Bread  bakeries  had   their  own   mills,   ground  their grains,  baked  the  bread  and  sold  it  onsite.  Bread  was made with   flour   and   yeast and   baked in  large   round shapes that were scored  on top (before being  cooked) that marked it into  eight  equal  pieces.  This allowed the  loaves to bake  evenly without cracking open.  The markings also carved  out  equal  and  individual portions for  the  baker, who would later sell it to customers  lined up at the door. Families in general bought their bread and did not make it at home because not everyone had an oven.

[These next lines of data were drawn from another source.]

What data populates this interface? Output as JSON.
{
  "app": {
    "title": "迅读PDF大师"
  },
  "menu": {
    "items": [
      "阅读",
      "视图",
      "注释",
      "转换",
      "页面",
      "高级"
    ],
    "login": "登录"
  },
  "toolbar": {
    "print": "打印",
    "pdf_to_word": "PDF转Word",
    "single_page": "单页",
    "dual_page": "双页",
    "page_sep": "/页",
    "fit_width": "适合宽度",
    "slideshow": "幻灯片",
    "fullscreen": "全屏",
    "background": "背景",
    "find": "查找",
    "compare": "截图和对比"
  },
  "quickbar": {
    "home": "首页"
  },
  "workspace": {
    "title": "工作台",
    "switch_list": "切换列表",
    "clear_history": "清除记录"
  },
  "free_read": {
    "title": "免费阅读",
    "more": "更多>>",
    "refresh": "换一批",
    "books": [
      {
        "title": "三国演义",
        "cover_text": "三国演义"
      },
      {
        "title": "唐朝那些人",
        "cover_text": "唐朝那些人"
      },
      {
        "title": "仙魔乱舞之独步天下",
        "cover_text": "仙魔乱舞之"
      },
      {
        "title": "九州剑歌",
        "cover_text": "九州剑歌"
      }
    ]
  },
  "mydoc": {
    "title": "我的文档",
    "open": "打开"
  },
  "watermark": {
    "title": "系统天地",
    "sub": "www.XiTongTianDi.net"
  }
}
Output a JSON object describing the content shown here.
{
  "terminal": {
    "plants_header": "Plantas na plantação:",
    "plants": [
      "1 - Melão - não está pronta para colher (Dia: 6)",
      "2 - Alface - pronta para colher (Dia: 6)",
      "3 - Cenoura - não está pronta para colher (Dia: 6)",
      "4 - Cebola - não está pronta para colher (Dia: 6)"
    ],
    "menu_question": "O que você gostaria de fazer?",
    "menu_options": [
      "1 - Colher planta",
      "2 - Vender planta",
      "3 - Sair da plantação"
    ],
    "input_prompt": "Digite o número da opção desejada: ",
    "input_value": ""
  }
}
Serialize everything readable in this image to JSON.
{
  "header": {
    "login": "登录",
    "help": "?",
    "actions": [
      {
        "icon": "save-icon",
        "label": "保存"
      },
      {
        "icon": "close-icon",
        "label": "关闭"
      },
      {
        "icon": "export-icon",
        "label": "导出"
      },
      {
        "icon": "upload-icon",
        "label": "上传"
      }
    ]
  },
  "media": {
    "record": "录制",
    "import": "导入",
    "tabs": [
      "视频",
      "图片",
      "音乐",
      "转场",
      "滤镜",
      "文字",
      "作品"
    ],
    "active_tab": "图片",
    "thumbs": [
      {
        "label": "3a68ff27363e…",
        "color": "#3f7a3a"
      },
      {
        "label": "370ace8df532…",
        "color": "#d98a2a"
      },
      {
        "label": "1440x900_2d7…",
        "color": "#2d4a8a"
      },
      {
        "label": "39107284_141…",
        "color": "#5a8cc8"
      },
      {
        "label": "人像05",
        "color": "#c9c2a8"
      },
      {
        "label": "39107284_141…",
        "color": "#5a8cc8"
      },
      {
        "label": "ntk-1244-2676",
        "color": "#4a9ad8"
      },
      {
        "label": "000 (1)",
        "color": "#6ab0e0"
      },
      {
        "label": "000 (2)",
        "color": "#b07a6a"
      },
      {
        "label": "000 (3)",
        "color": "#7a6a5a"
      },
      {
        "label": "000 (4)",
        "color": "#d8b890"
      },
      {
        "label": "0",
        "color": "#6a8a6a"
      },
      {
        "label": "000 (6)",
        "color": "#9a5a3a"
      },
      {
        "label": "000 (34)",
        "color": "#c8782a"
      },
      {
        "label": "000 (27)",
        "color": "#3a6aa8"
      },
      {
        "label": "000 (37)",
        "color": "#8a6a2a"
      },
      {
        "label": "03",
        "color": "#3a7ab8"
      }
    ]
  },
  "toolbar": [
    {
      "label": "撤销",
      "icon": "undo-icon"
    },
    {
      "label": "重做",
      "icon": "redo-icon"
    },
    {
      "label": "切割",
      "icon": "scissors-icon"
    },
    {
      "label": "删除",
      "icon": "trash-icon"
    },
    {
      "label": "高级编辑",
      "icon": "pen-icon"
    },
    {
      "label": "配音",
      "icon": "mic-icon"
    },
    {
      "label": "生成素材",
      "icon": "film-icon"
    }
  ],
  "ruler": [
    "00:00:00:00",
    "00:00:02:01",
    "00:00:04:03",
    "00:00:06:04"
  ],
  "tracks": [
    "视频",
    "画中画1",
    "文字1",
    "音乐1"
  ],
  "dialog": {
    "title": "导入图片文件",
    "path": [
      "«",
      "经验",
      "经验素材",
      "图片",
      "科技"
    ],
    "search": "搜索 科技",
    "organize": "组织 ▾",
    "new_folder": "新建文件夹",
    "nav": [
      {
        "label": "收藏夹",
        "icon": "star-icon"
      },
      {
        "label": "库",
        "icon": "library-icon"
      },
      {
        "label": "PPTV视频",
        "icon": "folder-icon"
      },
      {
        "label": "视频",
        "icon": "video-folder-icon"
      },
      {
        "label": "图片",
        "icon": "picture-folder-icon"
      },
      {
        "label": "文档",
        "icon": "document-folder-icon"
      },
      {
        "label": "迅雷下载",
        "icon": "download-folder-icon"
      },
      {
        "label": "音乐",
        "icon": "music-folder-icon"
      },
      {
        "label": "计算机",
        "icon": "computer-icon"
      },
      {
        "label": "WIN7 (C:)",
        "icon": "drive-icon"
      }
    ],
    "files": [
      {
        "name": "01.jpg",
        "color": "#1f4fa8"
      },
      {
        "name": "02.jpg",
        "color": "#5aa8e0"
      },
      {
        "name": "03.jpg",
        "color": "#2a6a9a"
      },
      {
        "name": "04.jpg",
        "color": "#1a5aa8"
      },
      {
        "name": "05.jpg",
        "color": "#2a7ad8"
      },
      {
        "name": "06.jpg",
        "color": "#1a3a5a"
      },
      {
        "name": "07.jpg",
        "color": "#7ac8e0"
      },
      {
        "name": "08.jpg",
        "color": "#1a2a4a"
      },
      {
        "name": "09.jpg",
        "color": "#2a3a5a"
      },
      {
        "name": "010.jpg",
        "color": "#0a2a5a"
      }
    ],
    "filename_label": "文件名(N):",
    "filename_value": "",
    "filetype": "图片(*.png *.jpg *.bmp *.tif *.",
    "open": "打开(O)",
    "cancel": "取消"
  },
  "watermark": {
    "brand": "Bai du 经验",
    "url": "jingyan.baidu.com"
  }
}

Bread bakers also stamped  their emblem  on each loaf guaranteeing its origin  and  tied it in a string  for easy carrying.  Focaccia and  pita  bread   were  also  popular.   The  lower  classes couldn’t  afford  bread  made  with  yeast, so they  bought and  ate  unleavened flatbread such  as  pita  bread. Bread dough was also fried  and  rubbed with  olive oil and  spices like the  pizzette of today.  Bread was a main staple in the food  culture. Pompeii had  thirty-three prosperous bread bakeries in operation at the time of the eruption.

Modern Artisan- Gennaro Calabrese with his artwork

Modern Artisan- Gennaro Calabrese with his artwork

The  food of Pompeii  was very vibrant  thanks  to  the fertile slopes of Vesuvius and  its micro-climate. The sea air and  rain  kept  the  terrain moist and  the  mountains in the  backdrop held  the  moisture and  the  sun’s warmth in. Vegetables and  fruits  grew  abundantly and were consumed by all.

Vineyards   and   wine   production  made Pompeii  the most important commercial center for its wine  trade. Wine  was an important part of  the  food  culture, and drinking wine was a very democratic  practice enjoyed by all—women, slaves and the lower classes.  It was  also  part of their religion, as people  worshiped Bacchus, the god of wine, for healthy harvests.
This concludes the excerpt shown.